What neuroscientists have observed is that the resting brain, the barin not currently engaged in a goal-directed task, exhibits a network system that is rife with endogenous activity that researchers classify variously as 'mind-wandering', 'free association', 'self-focused attention' and 'introspection'. In other words, the resting brain is not resting at all but is extremely active, more active in fact (which for neuroscientists means more lighted brain regions seen during fMRI tests) than it is during task-related activities (see Greicius et al., 2003). (Priest 2018: 155)

I first heard about this from the Youtube content creator What I've Learned, who called it the default network and associated it with the "monkey mind" in Eastern philosophy. This is the stuff of phatic communion in its incommunicative aspect and jives well with the overall theory that when people engage in social intercourse in a leisurely setting they let their minds wander (observe obvious things), associate freely (random tid-bits of this and that) and focus on theirselves (on their own personal views and life-histories).

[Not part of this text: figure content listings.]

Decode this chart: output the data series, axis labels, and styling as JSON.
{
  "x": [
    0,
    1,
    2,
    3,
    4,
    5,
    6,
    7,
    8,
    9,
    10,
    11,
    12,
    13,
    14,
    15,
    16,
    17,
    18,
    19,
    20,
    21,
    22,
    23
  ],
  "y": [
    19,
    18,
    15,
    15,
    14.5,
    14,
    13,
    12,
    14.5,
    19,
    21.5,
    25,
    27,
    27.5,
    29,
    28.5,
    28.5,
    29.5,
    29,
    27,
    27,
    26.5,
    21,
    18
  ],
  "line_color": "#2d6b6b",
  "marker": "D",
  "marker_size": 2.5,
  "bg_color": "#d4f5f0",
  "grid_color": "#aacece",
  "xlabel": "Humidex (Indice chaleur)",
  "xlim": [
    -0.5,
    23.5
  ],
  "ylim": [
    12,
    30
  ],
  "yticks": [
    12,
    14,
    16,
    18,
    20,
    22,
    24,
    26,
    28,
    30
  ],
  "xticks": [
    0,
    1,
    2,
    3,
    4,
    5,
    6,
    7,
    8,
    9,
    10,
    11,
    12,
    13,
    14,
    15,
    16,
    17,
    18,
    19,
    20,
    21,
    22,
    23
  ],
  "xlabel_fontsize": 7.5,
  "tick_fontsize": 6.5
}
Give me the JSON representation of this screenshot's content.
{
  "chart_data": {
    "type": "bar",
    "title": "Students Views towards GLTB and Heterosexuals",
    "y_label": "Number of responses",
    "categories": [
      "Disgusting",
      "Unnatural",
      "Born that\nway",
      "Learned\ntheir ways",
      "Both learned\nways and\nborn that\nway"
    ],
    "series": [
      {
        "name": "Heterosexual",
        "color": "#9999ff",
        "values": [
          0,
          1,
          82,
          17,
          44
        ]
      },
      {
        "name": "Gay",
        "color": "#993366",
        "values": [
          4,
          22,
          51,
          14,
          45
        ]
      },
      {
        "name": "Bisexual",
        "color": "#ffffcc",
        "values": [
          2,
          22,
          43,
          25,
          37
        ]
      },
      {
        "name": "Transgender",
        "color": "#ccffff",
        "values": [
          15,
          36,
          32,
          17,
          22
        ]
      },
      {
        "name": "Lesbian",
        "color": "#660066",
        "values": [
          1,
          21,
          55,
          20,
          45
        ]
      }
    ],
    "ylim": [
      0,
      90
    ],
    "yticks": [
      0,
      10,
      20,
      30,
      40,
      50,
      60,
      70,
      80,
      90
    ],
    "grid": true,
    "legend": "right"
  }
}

This paper must have been written in a hurry because the referenc for Greicius et al. 2003 is missing from where it is supposed to be. I'm assuming that the first google search result, "Functional connectivity in the resting brain: a network analysis of the default mode hypothesis" (Greicius, Krasnow, Reiss & Menon 2003) is the correct one. I'll have to look into this at some point to find out whether there's more to the story of if it's a pop-psychological factoid appealing to philosophers like the one about mirror neurons (many find a one-off neurological finding as a suitable explanatory mechanism for nearly anything).

All in all, this was the first paper from 2018 that I read in 2018 and it was pretty enjoyable, a hopeless but happy reading with a few stumbles of citation and general sense of word-foam, but then again this sort of farting higher than their asshole (with novelty terminology like psychotechnologies, schizophonia, and hyperfication) is expected from Theory, Culture & Society, our modern Social Text.